A transição de públicos foi o maior desafio da carreira da apresentadora paulista. Contudo, Eliana soube conduzi-la com maestria. Resultado? Permanece no ar até os dias de hoje, como vice-líder de audiência e um dos maiores salários da TV aberta brasileira.

Higor Gonçalves

Sem mencionar os diversos outros negócios gerados a partir da excelente gestão da imagem da apresentadora do SBT. Eliana, por exemplo, evita polêmicas. Eis um dos motivos pelos quais, no mercado anunciante, ela costuma ser bem avaliada pelas marcas.    

Voltando ao objeto deste artigo, que é falar sobre a união profissional que houve no passado entre Xuxa e Marlene Mattos, o fim da parceria foi um péssimo negócio para as duas: a artista perdeu uma gestora competente; e a ex-empresária, um grande talento. Guardadas as devidas proporções, as trajetórias de ambas remetem às de Elvis Presley e do seu polêmico empresário Tom Parker, e às de Michael Jackson e Joe Jackson, pai e seu ex-manager. A comparação não é descabida, visto que Xuxa, embora não seja uma estrela global, é uma artista de proeminência regional. Uma celebridade de primeira grandeza não apenas no Brasil, mas em outros países da América Latina. Um nome que dispensa apresentações. É referência de carisma, beleza e, como já disse, de talento. 

O reencontro entre Xuxa Meneghel e Marlene Mattos  

Falando em talento, cabe a seguinte reflexão: ele é suficiente? Não! Analisando as carreiras de alguns artistas, noto pessoas incrivelmente talentosas, mas que, por vezes, não sabem gerenciar a própria aptidão. Profissionais que não têm um planejamento estratégico, e que, em alguns casos, colocam-se (de forma involuntária, vale salientar) como reféns das circunstâncias: seja do mercado, da emissora, do diretor, e por aí vai. Gente que acredita em “sorte”, e que não se posiciona, antes de tudo, como protagonista da própria vida, quiçá da carreira.  

As capacidades de se reinventar ao longo do tempo, de usar a própria imagem em benefício de si, de não permitir ser “tragado” pela indústria do entretenimento, penso, são os fundamentos. Nem sempre o artista mais talentoso é aquele que conquista as mentes e os corações das pessoas. Em contrapartida, os mais estratégicos, os que transformam-se em marcas valiosas, quase sempre obtêm mais êxito. Eis algumas razões pelas quais ter uma boa gestão pode ser decisivo.  

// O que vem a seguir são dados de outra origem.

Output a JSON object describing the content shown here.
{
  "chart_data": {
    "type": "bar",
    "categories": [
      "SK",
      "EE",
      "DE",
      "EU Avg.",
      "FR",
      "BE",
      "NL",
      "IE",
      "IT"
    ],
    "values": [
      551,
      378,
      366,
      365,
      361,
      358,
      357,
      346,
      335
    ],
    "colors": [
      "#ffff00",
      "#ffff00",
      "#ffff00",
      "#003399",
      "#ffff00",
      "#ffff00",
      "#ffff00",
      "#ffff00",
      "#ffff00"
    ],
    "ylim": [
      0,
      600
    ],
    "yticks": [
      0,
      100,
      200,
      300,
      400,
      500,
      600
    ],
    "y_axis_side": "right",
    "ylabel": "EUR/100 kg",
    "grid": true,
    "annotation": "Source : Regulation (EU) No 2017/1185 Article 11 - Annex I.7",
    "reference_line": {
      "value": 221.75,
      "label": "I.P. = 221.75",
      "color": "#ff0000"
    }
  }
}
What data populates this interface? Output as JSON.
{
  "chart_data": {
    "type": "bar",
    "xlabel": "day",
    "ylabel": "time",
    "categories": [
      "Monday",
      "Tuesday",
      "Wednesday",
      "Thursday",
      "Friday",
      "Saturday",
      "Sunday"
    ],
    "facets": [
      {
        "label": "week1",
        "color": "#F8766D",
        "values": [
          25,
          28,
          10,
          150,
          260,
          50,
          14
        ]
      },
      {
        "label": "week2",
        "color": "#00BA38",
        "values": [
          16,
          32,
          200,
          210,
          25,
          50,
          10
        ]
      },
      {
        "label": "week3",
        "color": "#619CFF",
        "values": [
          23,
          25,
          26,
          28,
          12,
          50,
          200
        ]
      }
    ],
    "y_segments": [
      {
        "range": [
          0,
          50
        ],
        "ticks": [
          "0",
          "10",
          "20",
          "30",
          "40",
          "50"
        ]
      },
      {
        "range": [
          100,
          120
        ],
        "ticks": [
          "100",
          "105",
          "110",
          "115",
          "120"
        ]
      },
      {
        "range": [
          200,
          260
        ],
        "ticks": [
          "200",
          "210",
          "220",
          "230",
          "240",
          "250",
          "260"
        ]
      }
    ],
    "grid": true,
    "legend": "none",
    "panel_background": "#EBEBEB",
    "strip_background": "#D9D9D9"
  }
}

Por outro lado, não é dado ao empresário, por mais competente que seja, o direito de fazer o que bem entender. É preciso que haja um limite claro na relação profissional entre ele e o seu cliente. Fronteira essa estabelecida no acordo entre as partes. “O mais louco disso tudo é a Marlene dizer que faria tudo de novo. Acho que existe um limite entre esse rigor que ela impôs e o entendimento do que é o livre arbítrio de alguém”, avaliou a colunista Cristina Padiglione, em análise recente que fez no programa Splash Show. Este é o ponto.

O reencontro entre Xuxa e Marlene Mattos vai ser mostrado em um episódio inteiro da série documental que estreia nesta quinta-feira (13) no Globoplay. Segundo informações divulgadas pelo jornal O Globo, vai ao ar no último capítulo da obra de Pedro Bial. Acredito que é importante assistir a produção inteira para fazer uma análise mais criteriosa. Porém, todos nós conhecemos a história: a Xuxa e a Marlene formaram uma dupla imbatível. Foi um espetáculo vê-las em ação: uma no palco, brilhando sob os holofotes, com a outra nos bastidores, comandando o show.

Duas estrelas. Não importa que a vida, no futuro, viesse a conduzi-las por universos paralelos. O que vale é que, no tempo e no espaço, elas um dia estiveram unidas, nos fazendo sonhar acordados, todas as manhãs, com a chegada encantadora de uma nave muito especial. 


* Higor Gonçalves é especialista em gestão estratégica de imagem.